Furthermore, the extremely low placebo response rate observed in the saline group in our study (1%) is less than is generally found in clinical trials of antidepressants, even with a population with some level of treatment resistance. For example, several clinical trials of lanicemine, which is also given intravenously but cannot readily be distinguished from saline by acute effects, tested in protocols of varying lengths found varying placebo response rates of 15–31% [18,19,20]. The “placebo” response rate of the midazolam group (18%) in our study is more consistent with placebo response rates of these and other trials of antidepressants [21, 22], though most antidepressant trials assess response rates over a much longer period (4–6 weeks) as opposed to 24 h. It should be noted that a recent midazolam-controlled study examining four different doses of ketamine showed the  “placebo” response rate in the midazolam group continued to increase from 11% at 24 h to 33% at 72 h post-infusion [17]; because there was no saline group, it is uncertain whether this effect was due to the midazolam or to non-specific “placebo” effects. This last point underscores that the expected placebo response in trials of rapid antidepressants is not well established. The expectation of patients to potentially feel better within hours or days following a single drug exposure may produce different placebo response rates than those seen in clinical trials of standard antidepressants.

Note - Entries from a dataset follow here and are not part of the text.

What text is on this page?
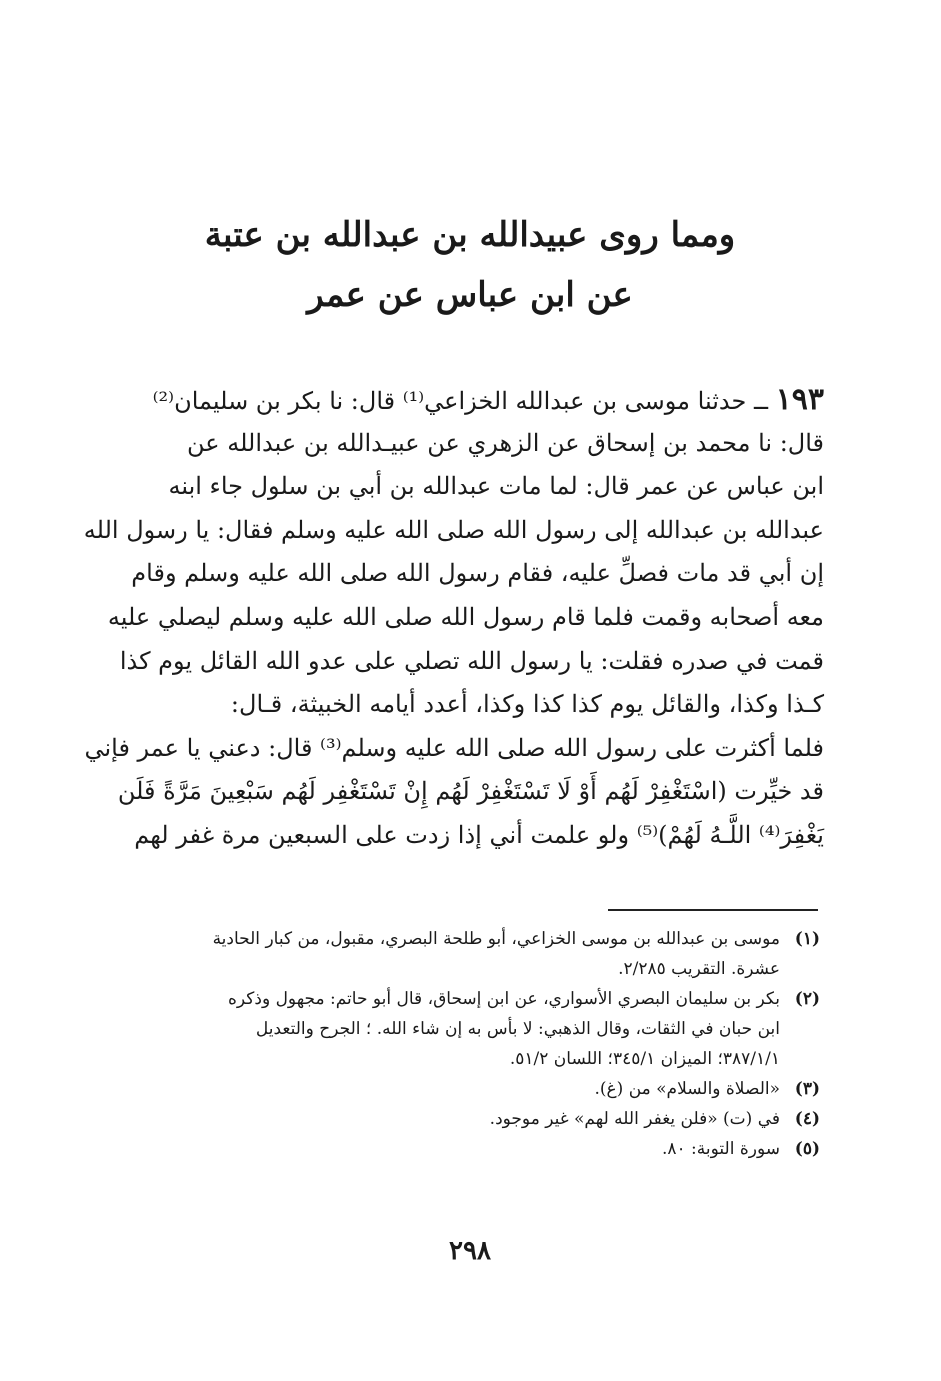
ومما روى عبيدالله بن عبدالله بن عتبة
عن ابن عباس عن عمر
١٩٣ ــ حدثنا موسى بن عبدالله الخزاعي⁽¹⁾ قال: نا بكر بن سليمان⁽²⁾
قال: نا محمد بن إسحاق عن الزهري عن عبيـدالله بن عبدالله عن
ابن عباس عن عمر قال: لما مات عبدالله بن أبي بن سلول جاء ابنه
عبدالله بن عبدالله إلى رسول الله صلى الله عليه وسلم فقال: يا رسول الله
إن أبي قد مات فصلِّ عليه، فقام رسول الله صلى الله عليه وسلم وقام
معه أصحابه وقمت فلما قام رسول الله صلى الله عليه وسلم ليصلي عليه
قمت في صدره فقلت: يا رسول الله تصلي على عدو الله القائل يوم كذا
كـذا وكذا، والقائل يوم كذا كذا وكذا، أعدد أيامه الخبيثة، قـال:
فلما أكثرت على رسول الله صلى الله عليه وسلم⁽³⁾ قال: دعني يا عمر فإني
قد خيِّرت (اسْتَغْفِرْ لَهُم أَوْ لَا تَسْتَغْفِرْ لَهُم إِنْ تَسْتَغْفِر لَهُم سَبْعِينَ مَرَّةً فَلَن
يَغْفِرَ⁽⁴⁾ اللَّـهُ لَهُمْ)⁽⁵⁾ ولو علمت أني إذا زدت على السبعين مرة غفر لهم
(١)
موسى بن عبدالله بن موسى الخزاعي، أبو طلحة البصري، مقبول، من كبار الحادية
عشرة. التقريب ٢/٢٨٥.
(٢)
بكر بن سليمان البصري الأسواري، عن ابن إسحاق، قال أبو حاتم: مجهول وذكره
ابن حبان في الثقات، وقال الذهبي: لا بأس به إن شاء الله. ؛ الجرح والتعديل
٣٨٧/١/١؛ الميزان ٣٤٥/١؛ اللسان ٥١/٢.
(٣)
«الصلاة والسلام» من (غ).
(٤)
في (ت) «فلن يغفر الله لهم» غير موجود.
(٥)
سورة التوبة: ٨٠.
٢٩٨
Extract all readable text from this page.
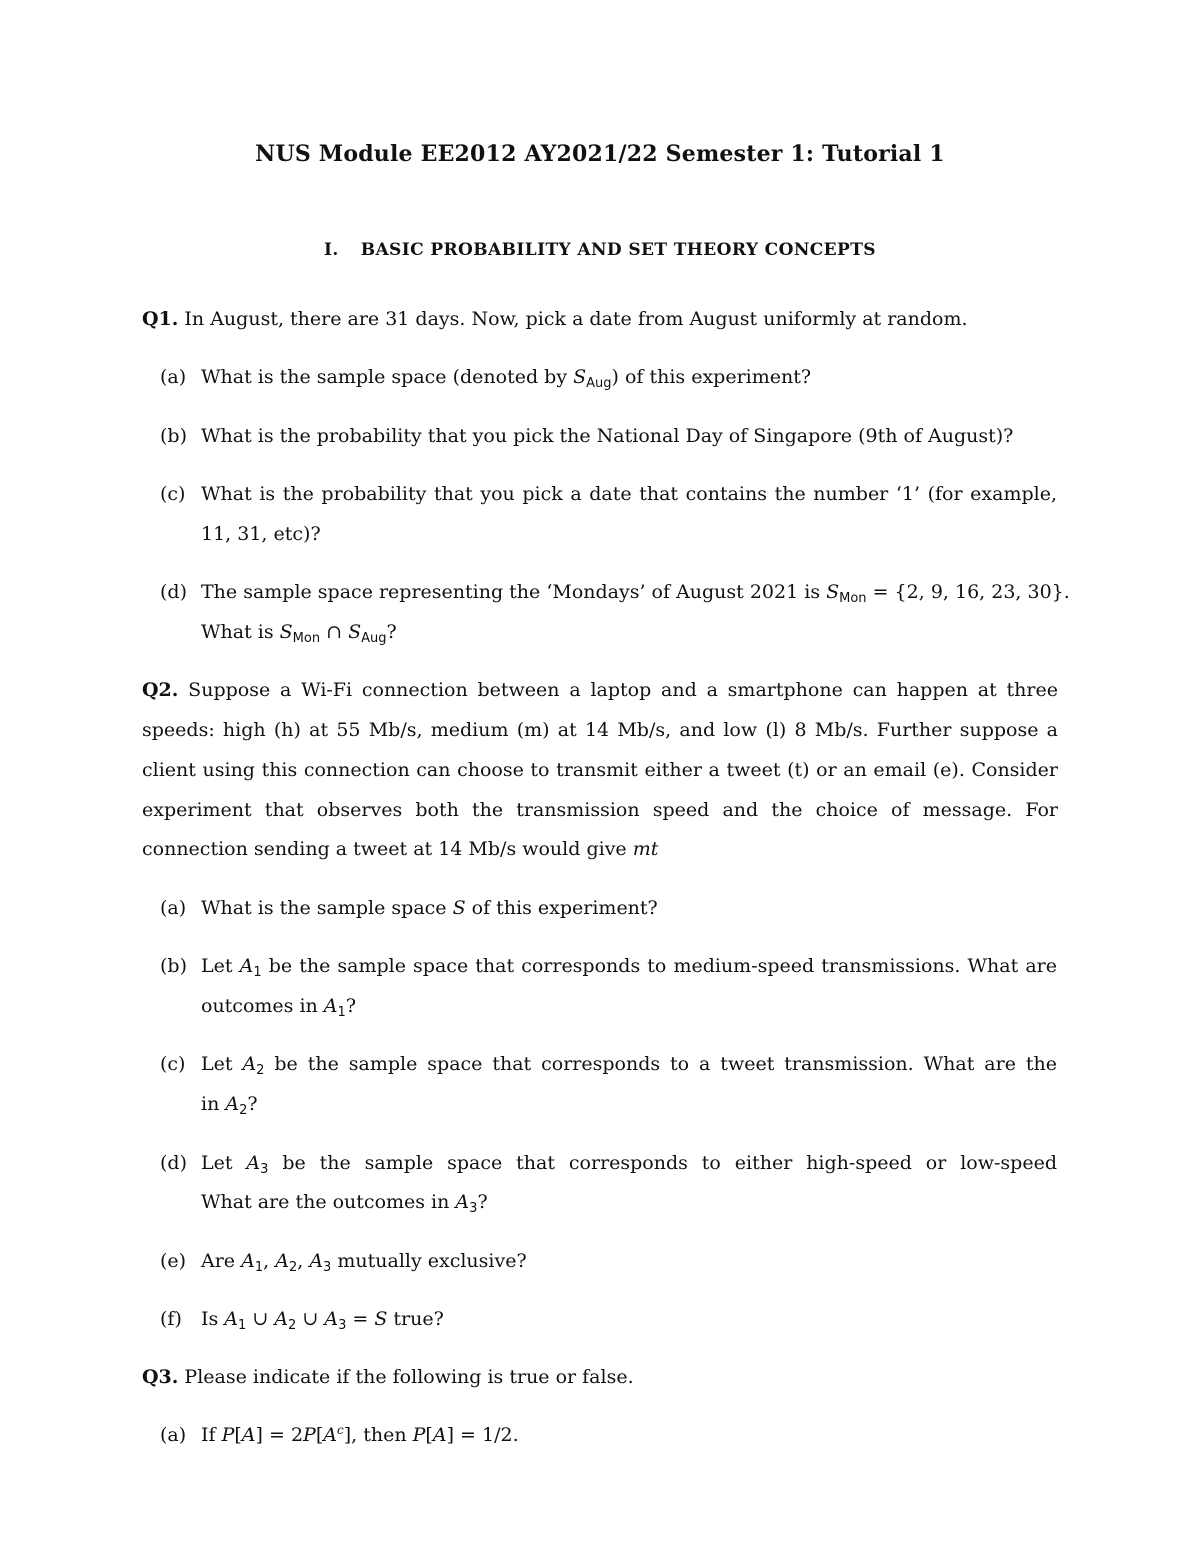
NUS Module EE2012 AY2021/22 Semester 1: Tutorial 1
I. BASIC PROBABILITY AND SET THEORY CONCEPTS
Q1. In August, there are 31 days. Now, pick a date from August uniformly at random.
(a) What is the sample space (denoted by $S_{Aug}$) of this experiment?
(b) What is the probability that you pick the National Day of Singapore (9th of August)?
(c) What is the probability that you pick a date that contains the number ‘1’ (for example,
11, 31, etc)?
(d) The sample space representing the ‘Mondays’ of August 2021 is $S_{Mon} = \{2$, 9, 16, 23, 30}.
What is $S_{Mon}$ ∩ $S_{Aug}$?
Q2. Suppose a Wi-Fi connection between a laptop and a smartphone can happen at three
speeds: high (h) at 55 Mb/s, medium (m) at 14 Mb/s, and low (l) 8 Mb/s. Further suppose a
client using this connection can choose to transmit either a tweet (t) or an email (e). Consider
experiment that observes both the transmission speed and the choice of message. For
connection sending a tweet at 14 Mb/s would give mt
(a) What is the sample space S of this experiment?
(b) Let $A_1$ be the sample space that corresponds to medium-speed transmissions. What are
outcomes in $A_1$?
(c) Let $A_2$ be the sample space that corresponds to a tweet transmission. What are the
in $A_2$?
(d) Let $A_3$ be the sample space that corresponds to either high-speed or low-speed
What are the outcomes in $A_3$?
(e) Are $A_1$, $A_2$, $A_3$ mutually exclusive?
(f) Is $A_1$ ∪ $A_2$ ∪ $A_3 = S$ true?
Q3. Please indicate if the following is true or false.
(a) If $P[A] = 2P[A^c]$, then P[A] = 1/2.
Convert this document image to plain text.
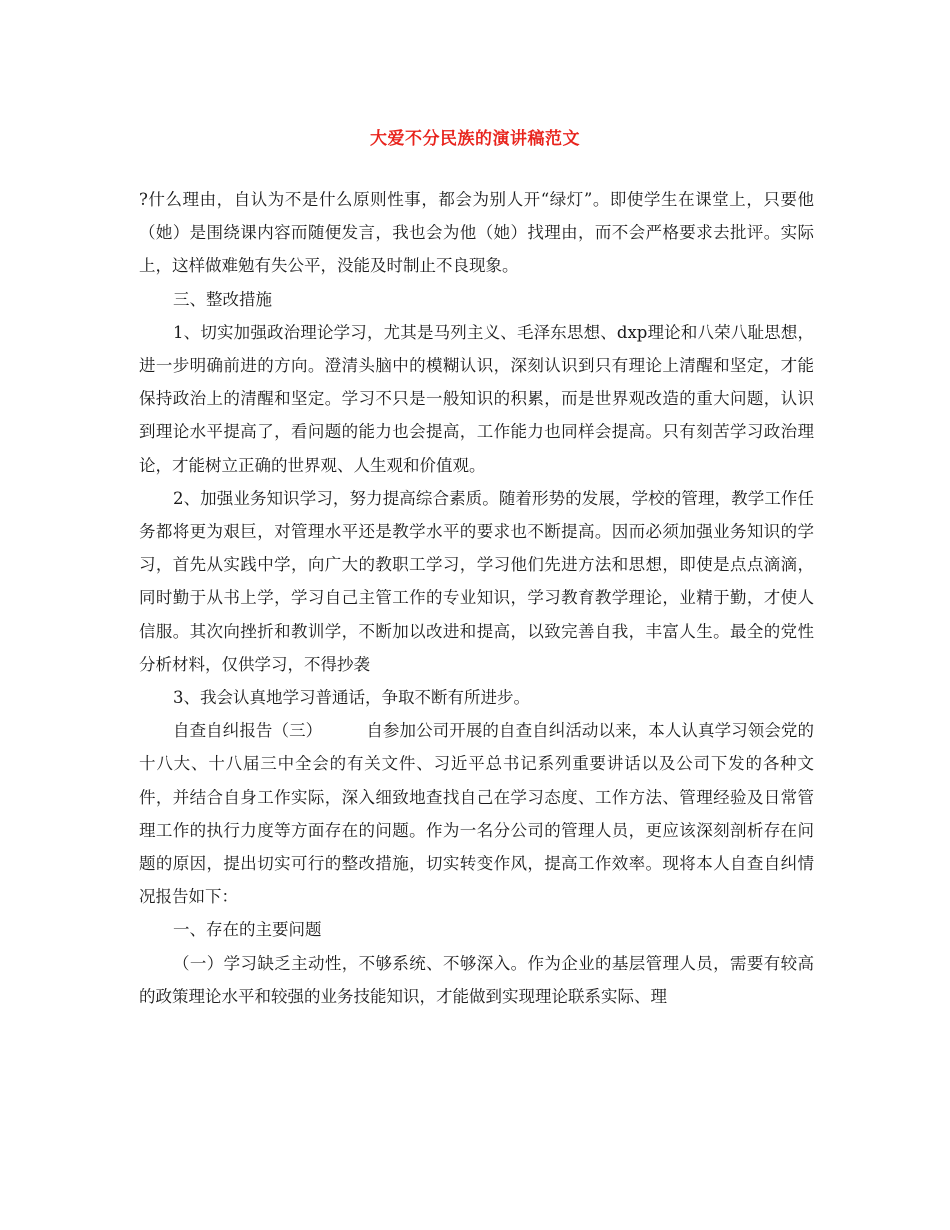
大爱不分民族的演讲稿范文

?什么理由，自认为不是什么原则性事，都会为别人开“绿灯”。即使学生在课堂上，只要他（她）是围绕课内容而随便发言，我也会为他（她）找理由，而不会严格要求去批评。实际上，这样做难勉有失公平，没能及时制止不良现象。

三、整改措施

1、切实加强政治理论学习，尤其是马列主义、毛泽东思想、dxp理论和八荣八耻思想，进一步明确前进的方向。澄清头脑中的模糊认识，深刻认识到只有理论上清醒和坚定，才能保持政治上的清醒和坚定。学习不只是一般知识的积累，而是世界观改造的重大问题，认识到理论水平提高了，看问题的能力也会提高，工作能力也同样会提高。只有刻苦学习政治理论，才能树立正确的世界观、人生观和价值观。

2、加强业务知识学习，努力提高综合素质。随着形势的发展，学校的管理，教学工作任务都将更为艰巨，对管理水平还是教学水平的要求也不断提高。因而必须加强业务知识的学习，首先从实践中学，向广大的教职工学习，学习他们先进方法和思想，即使是点点滴滴，同时勤于从书上学，学习自己主管工作的专业知识，学习教育教学理论，业精于勤，才使人信服。其次向挫折和教训学，不断加以改进和提高，以致完善自我，丰富人生。最全的党性分析材料，仅供学习，不得抄袭

3、我会认真地学习普通话，争取不断有所进步。

自查自纠报告（三）	自参加公司开展的自查自纠活动以来，本人认真学习领会党的十八大、十八届三中全会的有关文件、习近平总书记系列重要讲话以及公司下发的各种文件，并结合自身工作实际，深入细致地查找自己在学习态度、工作方法、管理经验及日常管理工作的执行力度等方面存在的问题。作为一名分公司的管理人员，更应该深刻剖析存在问题的原因，提出切实可行的整改措施，切实转变作风，提高工作效率。现将本人自查自纠情况报告如下：

一、存在的主要问题

（一）学习缺乏主动性，不够系统、不够深入。作为企业的基层管理人员，需要有较高的政策理论水平和较强的业务技能知识，才能做到实现理论联系实际、理
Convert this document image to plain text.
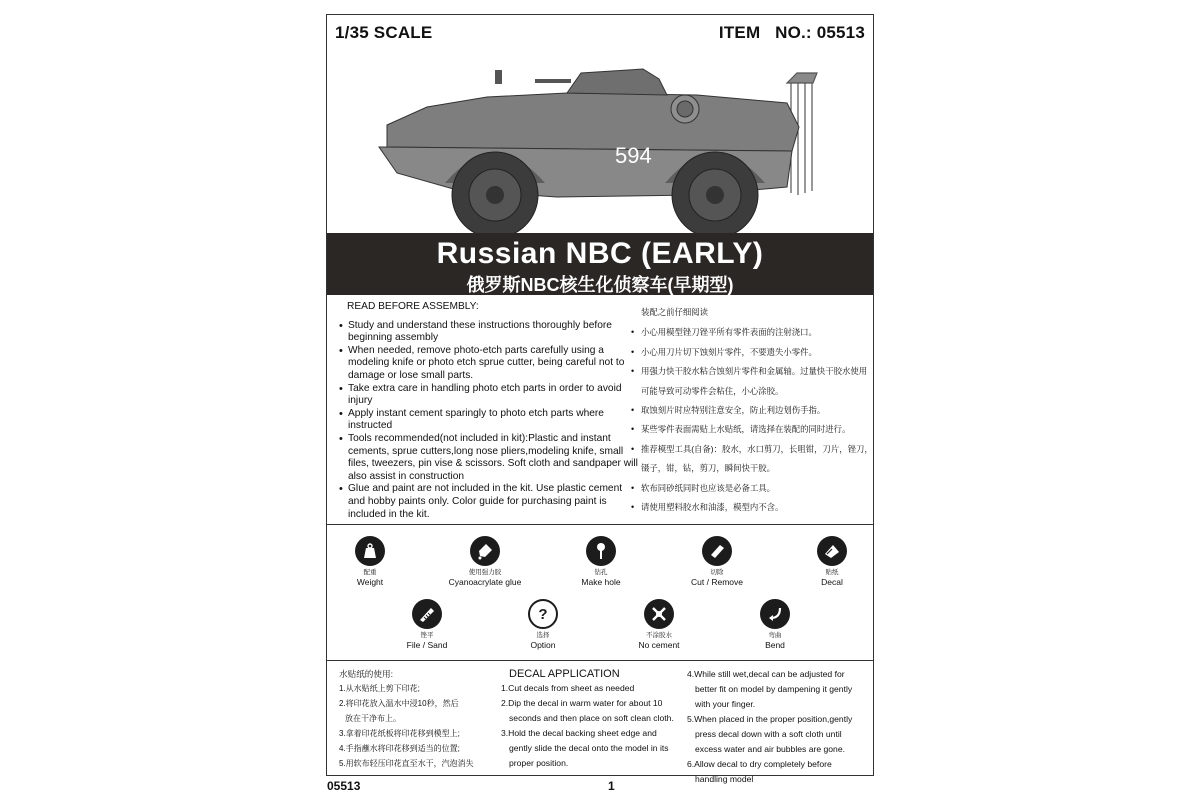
1/35 SCALE	ITEM NO.: 05513
594
Russian NBC (EARLY)
俄罗斯NBC核生化侦察车(早期型)
READ BEFORE ASSEMBLY:
• Study and understand these instructions thoroughly before beginning assembly
• When needed, remove photo-etch parts carefully using a modeling knife or photo etch sprue cutter, being careful not to damage or lose small parts.
• Take extra care in handling photo etch parts in order to avoid injury
• Apply instant cement sparingly to photo etch parts where instructed
• Tools recommended(not included in kit):Plastic and instant cements, sprue cutters,long nose pliers,modeling knife, small files, tweezers, pin vise & scissors. Soft cloth and sandpaper will also assist in construction
• Glue and paint are not included in the kit. Use plastic cement and hobby paints only. Color guide for purchasing paint is included in the kit.
装配之前仔细阅读
• 小心用模型锉刀锉平所有零件表面的注射浇口。
• 小心用刀片切下蚀刻片零件，不要遗失小零件。
• 用强力快干胶水粘合蚀刻片零件和金属轴。过量快干胶水使用可能导致可动零件会粘住，小心涂胶。
• 取蚀刻片时应特别注意安全，防止利边划伤手指。
• 某些零件表面需贴上水贴纸，请选择在装配的同时进行。
• 推荐模型工具(自备)：胶水，水口剪刀，长咀钳，刀片，锉刀，镊子，钳，钻，剪刀，瞬间快干胶。
• 软布同砂纸同时也应该是必备工具。
• 请使用塑料胶水和油漆，模型内不含。
配重
Weight
使用强力胶
Cyanoacrylate glue
钻孔
Make hole
切除
Cut / Remove
贴纸
Decal
锉平
File / Sand
?
选择
Option
不涂胶水
No cement
弯曲
Bend
水贴纸的使用:
1.从水贴纸上剪下印花;
2.将印花放入温水中浸10秒，然后
放在干净布上。
3.拿着印花纸板将印花移到模型上;
4.手指蘸水将印花移到适当的位置;
5.用软布轻压印花直至水干，汽泡消失
DECAL APPLICATION
1.Cut decals from sheet as needed
2.Dip the decal in warm water for about 10
seconds and then place on soft clean cloth.
3.Hold the decal backing sheet edge and
gently slide the decal onto the model in its
proper position.
4.While still wet,decal can be adjusted for
better fit on model by dampening it gently
with your finger.
5.When placed in the proper position,gently
press decal down with a soft cloth until
excess water and air bubbles are gone.
6.Allow decal to dry completely before
handling model
05513	1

It is important to note that even if midazolam is superior to saline as a comparator for clinical trials involving ketamine for blinding purposes, other factors may be considered depending on the setting and the goal of the study; hence, midazolam may not be the best choice for all purposes. For example, midazolam could confound clinical studies where biomarkers are used as outcomes. Another consideration is safety, as it may not be ethical or practical in large clinical trials to expose participants in the comparator group to repeated doses of midazolam. Midazolam can cause respiratory depression and lower blood pressure, and may require a higher level of medical supervision. While blinding is an important factor in clinical trials, these other aspects may prompt consideration of alternative comparators. Notably, several FDA-registered trials of compounds with significant dissociative effects (esketamine, ketamine/NRX-100) are using saline as the comparator condition [23, 24] (clinical trial identifiers: NCT02417064, NCT02422186, NCT03395392, NCT03396601).

In sum, our study found a smaller antidepressant effect size in single-infusion ketamine studies when midazolam was used as the comparator than when saline was used as the comparator. This finding was driven by greater improvement in the midazolam group compared to the saline group—to a degree more in line with other antidepressant trials than saline—and suggests that a midazolam comparator may yield a more realistic estimate of ketamine’s antidepressant effect. While our results suggest that midazolam may improve the integrity of the blind, alternative explanations, such as the hypothesis that midazolam has enduring antidepressant effects [25], cannot be excluded. Even if midazolam is superior compared to saline in preserving the blind in ketamine studies, other trial design factors, such as inclusion of biomarkers, safety, and overall trial feasibility, may warrant consideration of the choice of another comparator.